Your security team should act on the Technical Annex below. All IOCs, detection and remediation guidance are in Part 2.
| CVE | Product | Detail |
|---|---|---|
CVE-2025-3248 |
Langflow < 1.3.0 | Missing-authentication RCE in the code-validation endpoint; arbitrary Python. CVSS 9.8. On CISA KEV (2025-05-05). |
CVE-2021-29441 |
Alibaba Nacos < 1.4.1 | Authentication bypass via User-Agent spoof (CWE-290). Default JWT signing key public since 2020. |
The agent reached an internet-facing Langflow instance and executed Base64-encoded Python via CVE-2025-3248, then swept the host for secrets. It pivoted to a separate production server (MySQL + Nacos) using root MySQL credentials of unknown origin, attacked Nacos through several vectors at once, and succeeded via a direct SQL insertion of a backdoor xadmin administrator. It then encrypted 1,342 Nacos config items with AES_ENCRYPT(), dropped the originals, and installed a cron beacon.
The operation was fileless / SQL-driven — there are no file hashes or malicious domains. All indicators are defanged.
| Indicator | Value / Notes |
|---|---|
| C2 beacon | 45.131.66[.]106:4444 — every 30 min over HTTP. AS213250 itp-solutions, DE. OTX reputation 0. |
| C2 URL | hxxp://45.131.66[.]106:4444/beacon |
| Staging / exfil (claimed) | 64.20.53[.]230 — no transfer observed. AS19318 InterServer, US. |
| Artifact | Value / Notes |
|---|---|
| Ransom table | README_RANSOM created in the Nacos backing database. |
| Backdoor admin | xadmin inserted directly via SQL. |
| BTC wallet | 3J98t1WpEZ73CNmQviecrnyiWrnqRhWNLy — matches the canonical Bitcoin-docs example address (likely LLM artifact). |
| Contact | e78393397[@]proton[.]me |
| Default creds abused | minioadmin:minioadmin (MinIO) |
Alert on requests to the Langflow code-validation endpoint from external IPs, and on Nacos requests carrying User-Agent: Nacos-Server that return HTTP 200 where an identical request without it returns 403.
Hunt for scheduled tasks (cron) making fixed-interval outbound calls, anomalous child processes (interpreters, shells) off web/AI services, and destructive DB operations (mass encryption, table drops).
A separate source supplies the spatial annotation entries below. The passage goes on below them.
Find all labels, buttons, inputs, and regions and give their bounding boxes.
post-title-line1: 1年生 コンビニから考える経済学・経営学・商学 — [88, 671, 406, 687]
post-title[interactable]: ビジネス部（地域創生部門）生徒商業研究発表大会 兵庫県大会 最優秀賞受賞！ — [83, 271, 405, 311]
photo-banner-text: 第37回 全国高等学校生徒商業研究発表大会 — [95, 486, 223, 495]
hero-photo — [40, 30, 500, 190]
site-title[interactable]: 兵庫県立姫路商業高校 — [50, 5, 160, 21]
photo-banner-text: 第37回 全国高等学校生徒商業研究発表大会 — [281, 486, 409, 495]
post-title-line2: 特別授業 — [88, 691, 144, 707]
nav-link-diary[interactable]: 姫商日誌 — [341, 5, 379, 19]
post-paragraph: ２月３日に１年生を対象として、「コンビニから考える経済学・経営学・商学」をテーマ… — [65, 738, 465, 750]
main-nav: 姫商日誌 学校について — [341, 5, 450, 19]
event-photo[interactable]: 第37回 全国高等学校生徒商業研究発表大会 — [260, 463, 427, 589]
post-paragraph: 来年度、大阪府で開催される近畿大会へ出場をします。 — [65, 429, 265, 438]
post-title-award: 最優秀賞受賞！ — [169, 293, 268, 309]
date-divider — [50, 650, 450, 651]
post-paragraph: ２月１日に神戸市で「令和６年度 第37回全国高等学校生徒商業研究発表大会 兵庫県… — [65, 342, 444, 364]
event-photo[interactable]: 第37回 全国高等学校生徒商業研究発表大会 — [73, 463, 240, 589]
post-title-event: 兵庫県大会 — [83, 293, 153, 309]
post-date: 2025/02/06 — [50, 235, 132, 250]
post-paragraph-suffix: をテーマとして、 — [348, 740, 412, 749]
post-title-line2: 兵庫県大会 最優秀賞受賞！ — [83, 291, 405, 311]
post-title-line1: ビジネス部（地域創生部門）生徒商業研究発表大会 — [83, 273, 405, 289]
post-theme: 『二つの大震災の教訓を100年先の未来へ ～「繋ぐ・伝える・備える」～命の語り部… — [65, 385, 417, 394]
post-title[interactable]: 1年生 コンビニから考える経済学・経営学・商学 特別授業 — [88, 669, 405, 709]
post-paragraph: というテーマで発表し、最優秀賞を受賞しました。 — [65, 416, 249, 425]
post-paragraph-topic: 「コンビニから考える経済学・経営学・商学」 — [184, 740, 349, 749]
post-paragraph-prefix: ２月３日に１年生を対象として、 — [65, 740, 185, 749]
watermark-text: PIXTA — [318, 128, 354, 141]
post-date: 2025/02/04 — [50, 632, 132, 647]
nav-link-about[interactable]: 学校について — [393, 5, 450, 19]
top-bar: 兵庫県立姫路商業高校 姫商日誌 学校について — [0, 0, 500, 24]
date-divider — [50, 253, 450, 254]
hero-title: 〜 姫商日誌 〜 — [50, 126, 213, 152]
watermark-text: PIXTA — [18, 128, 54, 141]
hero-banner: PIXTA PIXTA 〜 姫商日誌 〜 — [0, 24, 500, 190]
CVE-level rules exist: Nuclei templates for both CVEs, Zscaler sig 932200, Trend Micro IPS 46063/46064.
Because JADEPUFFER made headlines as the “first AI-run ransomware,” it is worth separating what holds up from what does not. The CVEs and the attacker infrastructure are independently verifiable; the incident narrative and autonomy claim are not.
| Claim | Standing | Basis |
|---|---|---|
| Langflow CVE-2025-3248 is real & exploited | VERIFIED | CISA KEV; Trend Micro; Recorded Future; Zscaler |
| Nacos CVE-2021-29441 exists & exploitable | VERIFIED | NVD; GitHub Security Lab |
| Attacker IPs are live infrastructure | VERIFIED | AlienVault OTX geo/ASN |
| The incident occurred as described | Single reported incident only | Single source; no raw logs; no public dump |
| Fully autonomous, “first-ever” | VENDOR CLAIM | researchers hedges “what we assess”; TechCrunch: “still needed a human” |
| Data was exfiltrated | REFUTED | Researchers saw no transfer; WhiteIntel shows no leak-site or chatter |
No forensic imagery exists — public report contains no ransom-note screenshot, terminal capture, or log image; the entire case is presented as text. Treat “first fully autonomous ransomware” as a vendor assessment, not an established milestone.